Spain, the euro zone's fourth-largest economy, is slowing markedly. The cooldown adds to the pressure on the European Central Bank (ECB) to cut short-term interest rates.
Real gross domestic product rose just 0.8% from the third quarter to the fourth. For all of 2000, real GDP grew 3.2%, the smallest gain in four years. Consumer spending, some three-quarters of Spain's economy, increased by only 0.2% in the fourth quarter.
Past rate hikes and higher inflation have combined to curb Spanish domestic demand. The ECB lifted interest rates seven times from November, 1999, to October, 2000. In addition, thanks mostly to higher energy costs, total consumer prices increased 3.7% in the 12 months ended in January, up from a 2.9% gain the year before. Core prices, which exclude food and fuel, grew 3.1%, up from 2.3%.

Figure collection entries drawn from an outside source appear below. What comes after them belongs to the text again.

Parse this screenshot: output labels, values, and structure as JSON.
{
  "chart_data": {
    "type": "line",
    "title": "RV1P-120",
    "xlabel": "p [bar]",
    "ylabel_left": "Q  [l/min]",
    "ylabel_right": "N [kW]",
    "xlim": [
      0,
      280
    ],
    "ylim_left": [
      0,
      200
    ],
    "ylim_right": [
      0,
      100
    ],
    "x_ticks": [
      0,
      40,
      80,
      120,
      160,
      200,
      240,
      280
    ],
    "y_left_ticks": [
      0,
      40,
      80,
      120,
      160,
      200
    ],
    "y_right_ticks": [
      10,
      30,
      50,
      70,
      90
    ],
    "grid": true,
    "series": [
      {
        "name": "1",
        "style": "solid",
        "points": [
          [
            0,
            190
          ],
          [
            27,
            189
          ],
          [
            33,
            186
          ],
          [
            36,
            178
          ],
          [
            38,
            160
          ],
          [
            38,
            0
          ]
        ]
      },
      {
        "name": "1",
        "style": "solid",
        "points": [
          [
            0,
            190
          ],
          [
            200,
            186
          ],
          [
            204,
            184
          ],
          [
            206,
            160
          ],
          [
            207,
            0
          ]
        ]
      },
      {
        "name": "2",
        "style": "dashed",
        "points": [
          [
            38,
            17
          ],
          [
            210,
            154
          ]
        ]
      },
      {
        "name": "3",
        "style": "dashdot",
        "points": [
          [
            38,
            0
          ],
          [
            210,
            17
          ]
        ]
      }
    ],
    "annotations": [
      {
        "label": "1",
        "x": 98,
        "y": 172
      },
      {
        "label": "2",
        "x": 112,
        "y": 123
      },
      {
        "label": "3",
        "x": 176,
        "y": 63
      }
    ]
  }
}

Tighter monetary policy reined in capital spending. Equipment purchases were virtually flat in the second half of 2000, compared with an annual rate increase of 2.8% in the first half. Businesses are wary about adding capacity when prospects for global growth are dimming. Nonetheless, Spanish exports are holding up. They rose 10.4% for all of 2000, up from a 9.1% gain in 1999.
The economic slowdown has begun to loosen up Spain's already slack labor markets. Companies barely added any workers in the fourth quarter, and during all of 2000, job growth stood at 4.1%, down from 5.2% in 1999 (chart). Harsh weather conditions in the fourth quarter may have cut into construction payrolls, but job growth elsewhere was also weak. The jobless rate stood at 13.6% in the fourth quarter, little changed from 13.7% the quarter before.
Slower job creation will heighten calls for lower interest rates. Although the ECB remains concerned about the value of the euro and rising inflation, the recent fall in fuel prices, as well as the sharp cooling off in demand in Spain and other euro zone economies, may swing the ECB's bias toward one aimed at stimulating growth.